Gude, wollte auch mal aus meiner Perspektive meinen Senf dazugeben, da ich vor zwei Jahren genau vor derselben Entscheidung stand.
Ich hab vor 2 Jahren mit 19 mein 1.8er Abi gemacht und hatte viele Optionen in Erwägung gezogen. Aufgrund von Corona war ich einem Non-Präsenz-Studium eher abgeneigt. Aus sozialen und familiären Kreisen hab ich gesehen was so ein restriktives Studium mit einem macht, keine Motivation, wenig soziale Connections etc. . Ein Informatik-Studium war mir zu theoretisch (eher hätte ich ein Wirtschaftsinformatik-Studium präferiert).
Eine Ausbildung ermittelt meiner Meinung nach die beste Praxis die man für den IT-Beruf als Einstieg erhalten kann. Wegen meiner Affinität für das Programmieren hab ich mich dann eine auf 2 Jahre verkürzte Ausbildung als Fachinformatiker Anwendungsentwicklung entschieden. Bei mir war es eher so dass ich die Ausbildung als "Pufferqualifikation" mitnehmen wollte, bis alles wieder in Präsenz ist. Damit überbrücke ich die Pandemie grob und habe eine Qualifikation erhalten, die mich absichert.
Zu Beginn hab ich mir viele Selbstvorwürfe gemacht. Mit einem 1.8-Abi in der Berufsschule zu verkommen war für mich lange Zeit eine Horrorvorstellung. Nach meinem Abi war das Studium mein Ziel, es kam aber alles anders, weil ich die Zeit nicht für reif empfand.
Ich sitze hier nun und schreibe diese Nachricht nach meiner heute abgelegten mündlichen Prüfung, die ich mit einer Gesamtnote von 95 Punkten bestanden hab. Ich hab vor ein paar Monaten angefangen, durch Literaturwerke mein Mathewissen etwas aufzufrischen (Mathe Brückenkurs von Jan Peter Gehrke), um Eingerostetes wieder salonfähig für das Studium zu machen.
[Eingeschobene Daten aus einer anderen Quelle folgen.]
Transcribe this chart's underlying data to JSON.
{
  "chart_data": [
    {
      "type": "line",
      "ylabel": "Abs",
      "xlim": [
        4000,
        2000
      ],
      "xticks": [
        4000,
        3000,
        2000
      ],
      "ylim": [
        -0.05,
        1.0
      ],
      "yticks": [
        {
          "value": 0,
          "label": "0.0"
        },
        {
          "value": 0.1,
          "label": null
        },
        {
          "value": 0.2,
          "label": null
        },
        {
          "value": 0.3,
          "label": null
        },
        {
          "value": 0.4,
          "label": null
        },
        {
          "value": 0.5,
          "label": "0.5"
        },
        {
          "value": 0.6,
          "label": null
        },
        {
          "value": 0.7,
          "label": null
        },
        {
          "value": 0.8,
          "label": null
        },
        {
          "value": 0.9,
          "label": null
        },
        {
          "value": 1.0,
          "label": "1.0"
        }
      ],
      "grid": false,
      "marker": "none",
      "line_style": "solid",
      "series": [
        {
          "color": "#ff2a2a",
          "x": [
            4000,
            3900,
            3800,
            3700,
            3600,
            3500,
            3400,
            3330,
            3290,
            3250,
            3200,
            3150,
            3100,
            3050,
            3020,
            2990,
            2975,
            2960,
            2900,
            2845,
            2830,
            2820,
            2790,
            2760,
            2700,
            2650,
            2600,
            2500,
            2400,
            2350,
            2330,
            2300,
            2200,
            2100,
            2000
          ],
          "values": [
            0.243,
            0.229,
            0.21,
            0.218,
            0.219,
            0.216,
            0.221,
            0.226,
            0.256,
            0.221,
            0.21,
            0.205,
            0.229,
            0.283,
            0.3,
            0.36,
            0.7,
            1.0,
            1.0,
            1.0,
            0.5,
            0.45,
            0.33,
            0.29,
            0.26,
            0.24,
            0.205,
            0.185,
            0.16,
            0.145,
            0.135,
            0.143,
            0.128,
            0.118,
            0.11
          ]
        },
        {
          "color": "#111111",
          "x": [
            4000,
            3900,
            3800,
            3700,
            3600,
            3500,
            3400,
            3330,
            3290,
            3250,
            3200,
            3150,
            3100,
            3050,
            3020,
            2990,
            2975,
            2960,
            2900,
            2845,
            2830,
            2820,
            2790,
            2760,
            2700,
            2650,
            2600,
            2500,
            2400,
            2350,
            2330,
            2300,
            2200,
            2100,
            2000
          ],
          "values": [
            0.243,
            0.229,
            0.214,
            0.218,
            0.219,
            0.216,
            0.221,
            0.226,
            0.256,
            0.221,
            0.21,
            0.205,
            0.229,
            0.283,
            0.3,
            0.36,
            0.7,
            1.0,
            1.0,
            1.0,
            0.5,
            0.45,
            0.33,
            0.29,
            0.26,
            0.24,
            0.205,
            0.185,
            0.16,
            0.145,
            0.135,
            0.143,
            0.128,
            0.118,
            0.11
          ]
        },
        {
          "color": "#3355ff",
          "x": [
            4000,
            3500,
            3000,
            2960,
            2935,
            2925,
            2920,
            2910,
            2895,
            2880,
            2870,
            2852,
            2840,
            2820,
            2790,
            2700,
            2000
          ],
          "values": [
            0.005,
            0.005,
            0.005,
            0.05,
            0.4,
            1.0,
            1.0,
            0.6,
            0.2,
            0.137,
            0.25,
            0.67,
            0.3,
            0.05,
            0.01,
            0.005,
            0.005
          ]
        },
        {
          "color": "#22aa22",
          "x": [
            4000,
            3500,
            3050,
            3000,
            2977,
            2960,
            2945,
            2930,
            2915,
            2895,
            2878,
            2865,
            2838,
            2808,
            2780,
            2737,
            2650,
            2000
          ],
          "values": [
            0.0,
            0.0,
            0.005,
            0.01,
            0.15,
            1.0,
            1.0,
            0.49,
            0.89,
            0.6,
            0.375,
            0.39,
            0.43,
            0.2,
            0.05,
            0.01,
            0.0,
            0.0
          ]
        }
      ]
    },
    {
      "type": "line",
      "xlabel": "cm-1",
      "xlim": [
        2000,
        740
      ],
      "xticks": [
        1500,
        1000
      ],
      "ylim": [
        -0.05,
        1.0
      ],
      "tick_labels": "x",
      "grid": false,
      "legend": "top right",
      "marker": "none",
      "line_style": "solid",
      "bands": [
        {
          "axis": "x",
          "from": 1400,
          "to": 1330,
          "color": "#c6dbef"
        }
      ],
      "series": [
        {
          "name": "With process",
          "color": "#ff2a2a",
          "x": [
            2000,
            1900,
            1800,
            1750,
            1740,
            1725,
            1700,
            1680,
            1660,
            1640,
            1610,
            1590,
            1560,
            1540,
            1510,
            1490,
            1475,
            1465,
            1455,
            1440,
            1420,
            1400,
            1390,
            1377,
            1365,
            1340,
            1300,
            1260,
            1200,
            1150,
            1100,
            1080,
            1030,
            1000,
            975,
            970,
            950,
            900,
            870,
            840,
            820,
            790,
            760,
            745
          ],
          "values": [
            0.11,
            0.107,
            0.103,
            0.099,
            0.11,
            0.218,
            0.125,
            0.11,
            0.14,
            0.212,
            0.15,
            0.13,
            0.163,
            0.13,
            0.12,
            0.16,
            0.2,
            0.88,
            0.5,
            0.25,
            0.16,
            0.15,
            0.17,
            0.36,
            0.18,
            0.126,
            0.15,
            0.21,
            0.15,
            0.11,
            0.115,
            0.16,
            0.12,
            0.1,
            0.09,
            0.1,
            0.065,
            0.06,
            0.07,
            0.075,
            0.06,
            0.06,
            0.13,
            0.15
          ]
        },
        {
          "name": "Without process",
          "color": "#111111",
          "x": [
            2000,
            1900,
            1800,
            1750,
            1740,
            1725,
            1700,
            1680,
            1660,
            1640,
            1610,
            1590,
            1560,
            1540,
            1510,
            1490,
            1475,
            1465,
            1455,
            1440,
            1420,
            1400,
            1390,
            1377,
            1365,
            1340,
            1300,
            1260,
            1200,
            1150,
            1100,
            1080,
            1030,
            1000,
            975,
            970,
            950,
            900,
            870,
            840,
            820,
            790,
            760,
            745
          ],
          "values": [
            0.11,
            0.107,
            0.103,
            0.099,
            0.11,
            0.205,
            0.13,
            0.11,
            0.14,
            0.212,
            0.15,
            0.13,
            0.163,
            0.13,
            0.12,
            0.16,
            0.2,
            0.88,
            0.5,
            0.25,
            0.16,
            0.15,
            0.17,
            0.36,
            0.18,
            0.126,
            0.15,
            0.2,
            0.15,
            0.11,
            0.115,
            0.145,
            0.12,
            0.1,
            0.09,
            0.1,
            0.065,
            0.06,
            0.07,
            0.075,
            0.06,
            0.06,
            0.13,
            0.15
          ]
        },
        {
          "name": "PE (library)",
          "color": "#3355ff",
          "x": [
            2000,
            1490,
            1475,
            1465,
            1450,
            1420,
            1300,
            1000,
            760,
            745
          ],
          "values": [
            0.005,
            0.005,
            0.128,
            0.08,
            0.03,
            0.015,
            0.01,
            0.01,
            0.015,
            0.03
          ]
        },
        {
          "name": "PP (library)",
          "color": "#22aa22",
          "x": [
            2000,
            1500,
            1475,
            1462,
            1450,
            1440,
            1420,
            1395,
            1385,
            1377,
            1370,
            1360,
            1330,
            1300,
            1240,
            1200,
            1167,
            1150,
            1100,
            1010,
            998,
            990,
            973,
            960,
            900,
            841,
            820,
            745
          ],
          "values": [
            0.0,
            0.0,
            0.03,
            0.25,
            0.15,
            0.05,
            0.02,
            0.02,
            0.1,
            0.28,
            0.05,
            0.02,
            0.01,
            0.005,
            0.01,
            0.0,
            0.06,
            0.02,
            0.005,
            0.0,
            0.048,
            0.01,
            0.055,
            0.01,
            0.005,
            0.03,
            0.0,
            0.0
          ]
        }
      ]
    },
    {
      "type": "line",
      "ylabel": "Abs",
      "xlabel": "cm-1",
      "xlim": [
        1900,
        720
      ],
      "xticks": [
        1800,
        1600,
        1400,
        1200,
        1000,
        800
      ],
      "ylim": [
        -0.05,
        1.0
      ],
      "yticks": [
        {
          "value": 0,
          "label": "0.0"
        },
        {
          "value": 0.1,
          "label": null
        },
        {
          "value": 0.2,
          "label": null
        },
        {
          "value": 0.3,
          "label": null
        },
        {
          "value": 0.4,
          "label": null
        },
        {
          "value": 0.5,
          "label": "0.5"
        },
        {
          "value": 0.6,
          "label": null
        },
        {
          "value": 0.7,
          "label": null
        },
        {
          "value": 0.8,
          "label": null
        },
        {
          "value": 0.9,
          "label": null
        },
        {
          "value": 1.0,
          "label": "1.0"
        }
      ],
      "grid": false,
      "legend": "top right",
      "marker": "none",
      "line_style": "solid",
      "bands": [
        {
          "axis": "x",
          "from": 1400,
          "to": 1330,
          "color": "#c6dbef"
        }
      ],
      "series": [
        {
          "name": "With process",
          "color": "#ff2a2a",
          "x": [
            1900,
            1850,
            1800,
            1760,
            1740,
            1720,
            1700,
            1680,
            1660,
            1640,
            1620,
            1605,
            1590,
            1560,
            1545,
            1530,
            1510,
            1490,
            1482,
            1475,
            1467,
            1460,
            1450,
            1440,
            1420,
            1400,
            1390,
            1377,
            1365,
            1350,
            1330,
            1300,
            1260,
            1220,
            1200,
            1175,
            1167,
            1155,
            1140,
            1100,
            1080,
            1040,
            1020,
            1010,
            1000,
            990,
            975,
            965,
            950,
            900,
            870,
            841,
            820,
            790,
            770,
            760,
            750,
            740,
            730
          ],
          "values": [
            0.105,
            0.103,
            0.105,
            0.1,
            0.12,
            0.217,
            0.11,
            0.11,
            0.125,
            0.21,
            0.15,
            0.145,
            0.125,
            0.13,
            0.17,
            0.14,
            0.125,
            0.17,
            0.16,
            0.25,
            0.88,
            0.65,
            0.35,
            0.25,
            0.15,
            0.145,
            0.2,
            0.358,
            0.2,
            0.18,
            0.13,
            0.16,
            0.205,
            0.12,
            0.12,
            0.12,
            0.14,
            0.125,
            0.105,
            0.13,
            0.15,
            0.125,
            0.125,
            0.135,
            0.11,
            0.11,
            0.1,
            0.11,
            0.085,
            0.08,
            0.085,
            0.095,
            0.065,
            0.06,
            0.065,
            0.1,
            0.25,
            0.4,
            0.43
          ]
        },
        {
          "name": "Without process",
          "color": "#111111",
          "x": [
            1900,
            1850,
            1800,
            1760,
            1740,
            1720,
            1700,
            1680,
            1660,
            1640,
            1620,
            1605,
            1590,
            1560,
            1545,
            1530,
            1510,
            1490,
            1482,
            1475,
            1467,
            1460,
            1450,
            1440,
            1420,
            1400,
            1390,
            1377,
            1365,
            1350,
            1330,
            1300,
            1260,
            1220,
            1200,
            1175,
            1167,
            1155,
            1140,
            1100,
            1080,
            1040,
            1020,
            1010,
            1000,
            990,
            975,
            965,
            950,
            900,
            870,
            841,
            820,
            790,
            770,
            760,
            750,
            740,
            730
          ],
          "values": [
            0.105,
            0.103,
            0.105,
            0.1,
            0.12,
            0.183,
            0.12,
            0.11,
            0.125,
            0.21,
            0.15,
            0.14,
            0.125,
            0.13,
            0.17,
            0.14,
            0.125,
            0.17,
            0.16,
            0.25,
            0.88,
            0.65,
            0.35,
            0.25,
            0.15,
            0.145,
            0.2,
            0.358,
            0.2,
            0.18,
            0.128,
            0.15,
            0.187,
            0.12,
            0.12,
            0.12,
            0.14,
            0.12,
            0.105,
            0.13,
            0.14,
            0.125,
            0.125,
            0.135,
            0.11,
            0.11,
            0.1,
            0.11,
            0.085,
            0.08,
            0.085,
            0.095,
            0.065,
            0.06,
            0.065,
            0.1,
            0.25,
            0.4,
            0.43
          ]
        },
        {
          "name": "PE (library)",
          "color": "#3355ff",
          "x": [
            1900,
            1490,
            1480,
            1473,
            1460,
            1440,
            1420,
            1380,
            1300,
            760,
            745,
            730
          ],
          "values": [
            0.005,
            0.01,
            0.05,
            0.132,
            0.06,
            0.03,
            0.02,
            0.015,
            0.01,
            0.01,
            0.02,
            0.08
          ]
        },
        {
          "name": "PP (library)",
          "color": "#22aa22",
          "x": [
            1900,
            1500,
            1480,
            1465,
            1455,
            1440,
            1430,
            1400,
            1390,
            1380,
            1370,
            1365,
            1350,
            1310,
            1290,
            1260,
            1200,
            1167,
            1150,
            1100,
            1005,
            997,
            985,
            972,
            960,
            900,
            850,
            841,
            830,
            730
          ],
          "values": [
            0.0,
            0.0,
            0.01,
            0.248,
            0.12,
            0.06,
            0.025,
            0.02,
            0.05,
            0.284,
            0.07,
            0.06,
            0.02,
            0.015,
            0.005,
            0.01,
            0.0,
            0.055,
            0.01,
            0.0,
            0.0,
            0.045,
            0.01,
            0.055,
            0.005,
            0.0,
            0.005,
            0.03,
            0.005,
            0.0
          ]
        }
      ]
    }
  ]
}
Du wirst das ein oder andere vergessen, aber das ist normal (meine Freundin (1.4 Abi) studiert Psychologie im letzten Bachelor-Semester und kann sich nicht mal an Polynomdivision und Ableitungen von e Funktionen erinnern).
Ich würde glaub ich meinem alten Ich eine klatschen, wenn ich sehe wie wenig ich die Ausbildung teilweise wertgeschätzt habe. Wäre ich an der selben Situation wie vor zwei Jahren, hätte ich nichts anders gemacht. Was ich mit der ganzen Story sagen will ist einfach: Es ist nicht verwerflich, eine Ausbildung nach einem guten Abi zu starten. Viele machen das. Falls du wirklich über eine Ausbildung denkst, ist das kein endgültiges Ende für dein Studium. Du bist jung hast noch viel Zeit und kannst mit ein wenig Eigeninitiative deine Defizite aufarbeiten. Außerdem bist du ja im Studium da um Neues zu lernen. Es gibt zahlreiche Brückenkurse, die einem auf das Studium vorbereiten. Abgesehen davon sind gelernte Azubis im Fachstudium oft wesentlich besser gestartet als Leute die aus der Schule kommen, da sie wesentlich mehr fachliches Know-How besitzen, und ich kenne super viele Leute, die erfolgreich mit einer Ausbildung in das Studium gestartet sind.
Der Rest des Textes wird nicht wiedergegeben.